Em discurso feito um tom acima, Lula disse que Zema deveria ir ao Planalto entregar-lhe um “troféu” pela renegociação das dívidas estaduais com a União. “O que nós fizemos para os Estados que não pagavam a dívida [com a União] talvez só Jesus Cristo fizesse se ele concorresse à Presidência da República desse país”, desafiou. A alusão à corrida presidencial não foi aleatória porque Zema já colocou seu nome para a Presidência em 2026.

Depois de Lula, o chefe da Casa Civil, Rui Costa (PT), também atacou Zema. “Os que gostam de lacrar na internet deixaram as estradas de Minas Gerais com apenas 42% consideradas boas”. E o ministro dos Transportes, Renan Filho (MDB), afirmou que “nunca nenhum governo deu tanta atenção a Minas” quanto Lula.

Dias antes, o primeiro a travar embate com Zema havia sido o ministro da Fazenda, Fernando Haddad, também pelas redes sociais. “O governador de Minas Gerais Romeu Zema usou esta rede para atacar o governo federal, mas, como é de praxe no bolsonarismo, esconde a verdade”. Prosseguiu afirmando que em reunião com ele ainda na fase das discussões, Zema havia levado uma proposta “bem menor” que a sancionada por Lula.

Nos últimos dias, Zema e os governadores do Rio de Janeiro, Claudio Castro (PL), e do Rio Grande do Sul, Eduardo Leite (PSDB), reclamaram dos vetos de Lula ao projeto de renegociação das dívidas bilionárias dos Estados com a União. Zema acusou a União de, apesar do recorde de arrecadação, querer que os Estados “paguem a conta de sua gastança”.

No fim de outubro, Lula confrontou o governador de Goiás, Ronaldo Caiado (União Brasil), que também já se posicionou na corrida ao Planalto. Mas no lugar do tom incisivo, o presidente optou pela ironia naquela ocasião. Na reunião de governadores para debaterem a crise nacional de segurança, Caiado afirmou que havia liquidado o problema da violência em Goiás. Na fala de encerramento, Lula dirigiu-se ao goiano em tom de sarcasmo: “Tive a oportunidade de conhecer hoje o único Estado que não tem problema de segurança, que é o Estado de Goiás”, provocou.

Recentemente, Caiado voltou ao assunto ao criticar as portarias assinadas pelo ministro da Justiça, Ricardo Lewandowski, regulamentando o uso da força policial. Acusou o governo federal de querer discutir segurança pública como se estivesse “na Suécia”. Lewandowski respondeu, em tom moderado, que a norma foi debatida com vários integrantes da segurança pública brasileira.

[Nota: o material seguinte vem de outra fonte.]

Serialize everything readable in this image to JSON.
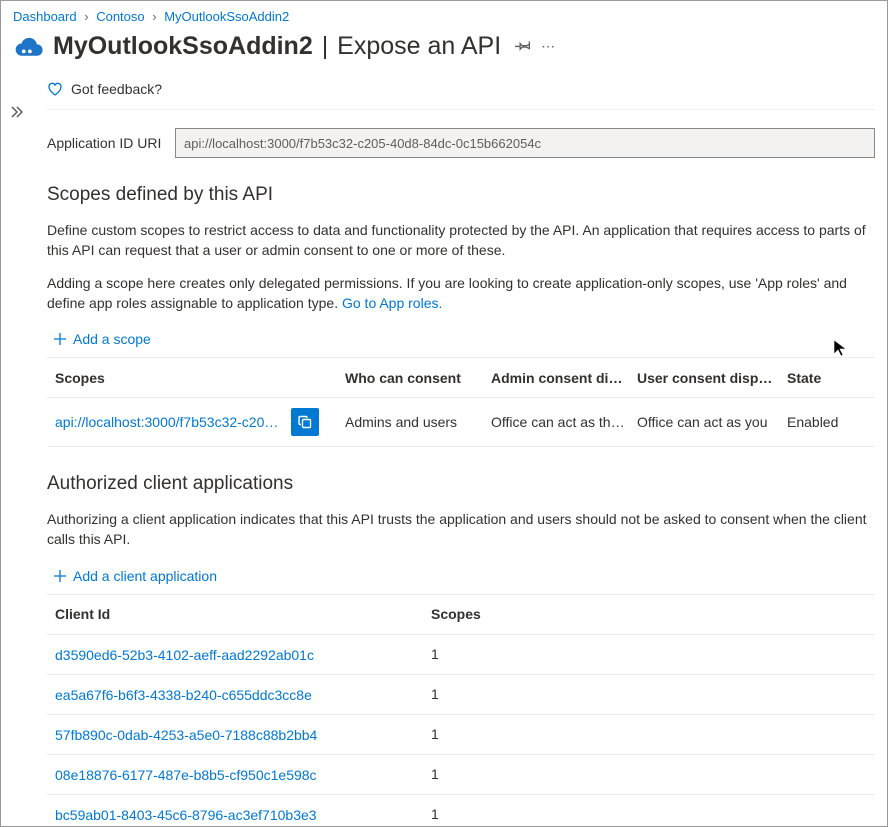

Nessa quarta-feira, Lula reportou-se a Zema em seu discurso com uma ênfase proporcional ao tamanho da briga. A situação do petista em Minas Gerais não é confortável. Há muito tempo a direita não se mostrava tão hegemônica no Estado, que no passado foi governado pelo PT. Enquanto Zema se coloca como presidenciável, atua, freneticamente, para fazer o seu sucessor, o vice-governador Mateus Simões (Novo), bem avaliado, conhecido no Estado e atuante nas plataformas.

Em outra frente, desponta bem posicionado nas pesquisas o senador Cleitinho Azevedo (Republicanos) para concorrer à sucessão de Zema, tendo como cabos eleitorais o ex-presidente Jair Bolsonaro (PL) e o deputado Nikolas Ferreira (PL-MG), fenômeno das redes sociais e pivô da recente crise do Pix.

Para enfrentar as forças de direita, Lula conta com o presidente do Senado, Rodrigo Pacheco (PSD-MG) - um quadro de centro-direita - para lhe garantir um palanque no Estado. Antes, Pacheco deve se tornar ministro do petista.

A tradição recomenda que Lula se arme até os dentes para a batalha em Minas. Desde a redemocratização, o candidato que ganhou em Minas, venceu a eleição presidencial. Lula ganhou de Bolsonaro no Estado em 2022 por uma margem apertada, de 0,40 pontos percentuais.

Em suma, a guerra começou. “É na boca do trabuco, é no té-retêretém”, diria Riobaldo.